I am fairly new to the D language,
and I've been trying to understand the behaviour
of passing arrays to functions, especially also
static arrays.

There is an example that puzzles me:

import std.stdio;

double[3] sqr( double[3] v ) {
  double[3] r;
  writefln( "v (%20s) : %s", typeof(v).stringof, &v[0] );
  writefln( "r (%20s) : %s", typeof(r).stringof, &r[0] );
  r[] = v[] * v[];
  return r;
}

void main() {
  double[3] a = [1.0, 2.0, 3.0 ];
  double[3] b = sqr(a);
  writefln( "a (%20s) : %s", typeof(a).stringof, &a[0] );
  writefln( "b (%20s) : %s", typeof(b).stringof, &b[0] );

  double[3] c; c = sqr(a);
  writefln( "c (%20s) : %s", typeof(c).stringof, &c[0] );
}


with the output:
v (           double[3]) : 7FFD0D3874E0
r (           double[3]) : 7FFD0D387548
a (           double[3]) : 7FFD0D387528
b (           double[3]) : 7FFD0D387548
v (           double[3]) : 7FFD0D3874E0
r (           double[3]) : 7FFD0D387588
c (           double[3]) : 7FFD0D387568


According to the documentation, static arrays are of value type.

How is it possible that b in main() and r in the function occupy the same memory?
I would expect the same behaviour as with c.

Can somebody with more experience shed some light on this?


Thanks in advance,

qnerd

On Wednesday, 21 March 2018 at 12:01:01 UTC, Quantum Nerd wrote:
> How is it possible that b in main() and r in the function occupy the same memory?
> I would expect the same behaviour as with c.
>
> Can somebody with more experience shed some light on this?

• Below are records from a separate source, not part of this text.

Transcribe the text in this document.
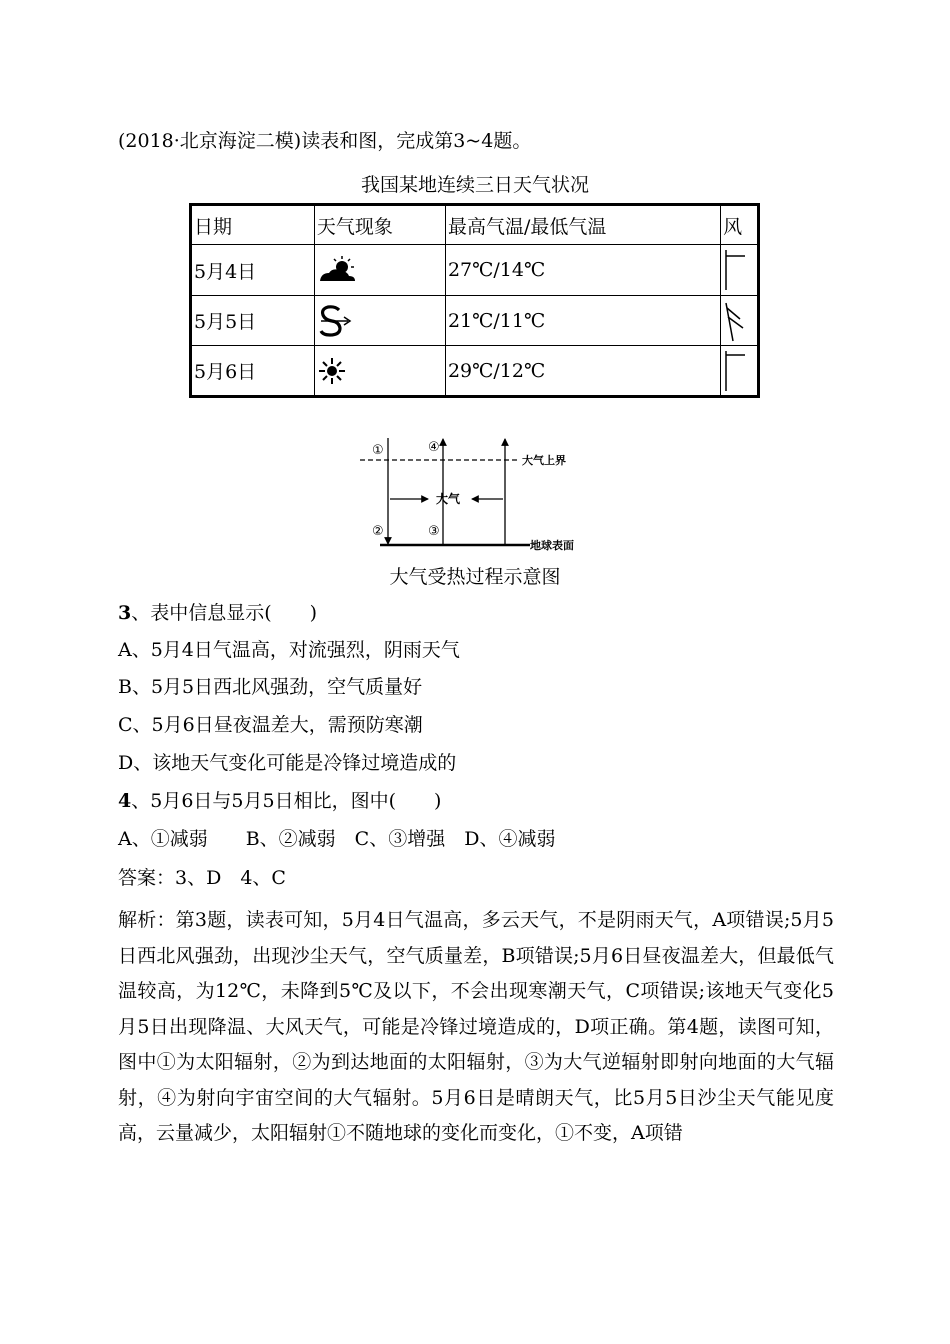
(2018·北京海淀二模)读表和图，完成第3~4题。
我国某地连续三日天气状况
日期	天气现象	最高气温/最低气温	风
5月4日		27℃/14℃	
5月5日		21℃/11℃	
5月6日		29℃/12℃	
①	④
②	③
大气
大气上界
地球表面
大气受热过程示意图
3、表中信息显示(　　)
A、5月4日气温高，对流强烈，阴雨天气
B、5月5日西北风强劲，空气质量好
C、5月6日昼夜温差大，需预防寒潮
D、该地天气变化可能是冷锋过境造成的
4、5月6日与5月5日相比，图中(　　)
A、①减弱　　B、②减弱　C、③增强　D、④减弱
答案：3、D　4、C
解析：第3题，读表可知，5月4日气温高，多云天气，不是阴雨天气，A项错误;5月5日西北风强劲，出现沙尘天气，空气质量差，B项错误;5月6日昼夜温差大，但最低气温较高，为12℃，未降到5℃及以下，不会出现寒潮天气，C项错误;该地天气变化5月5日出现降温、大风天气，可能是冷锋过境造成的，D项正确。第4题，读图可知，图中①为太阳辐射，②为到达地面的太阳辐射，③为大气逆辐射即射向地面的大气辐射，④为射向宇宙空间的大气辐射。5月6日是晴朗天气，比5月5日沙尘天气能见度高，云量减少，太阳辐射①不随地球的变化而变化，①不变，A项错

I'm pretty sure you're seeing NRVO - Named Return Value Optimization. Also called copy elision:
https://en.wikipedia.org/wiki/Copy_elision

The compiler sees that when you return r, it's immediately assigned to b. Since it's a waste of cycles to allocate twice and copy the values, the function is told where the result will end up, and writes it there immediately.

The reason you don't see that with c is that the compiler isn't very smart, especially not with optimizations turned off, so it doesn't know for sure that it can safely overwrite the values already in c at that point.

--
  Simen

On Wednesday, 21 March 2018 at 12:15:13 UTC, Simen Kjærås wrote:

>
> I'm pretty sure you're seeing NRVO - Named Return Value Optimization. Also called copy elision:
> https://en.wikipedia.org/wiki/Copy_elision
>
> The compiler sees that when you return r, it's immediately assigned to b. Since it's a waste of cycles to allocate twice and copy the values, the function is told where the result will end up, and writes it there immediately.
>
> The reason you don't see that with c is that the compiler isn't very smart, especially not with optimizations turned off, so it doesn't know for sure that it can safely overwrite the values already in c at that point.
>


Thanks a lot, that explains things.

I was really surprised, as I had compiler optimizations
in mind before I posted. I ran the tests without any optimization
using ldc2 -g -O0, but the outcome was the same.



Thanks for your help,


qnerd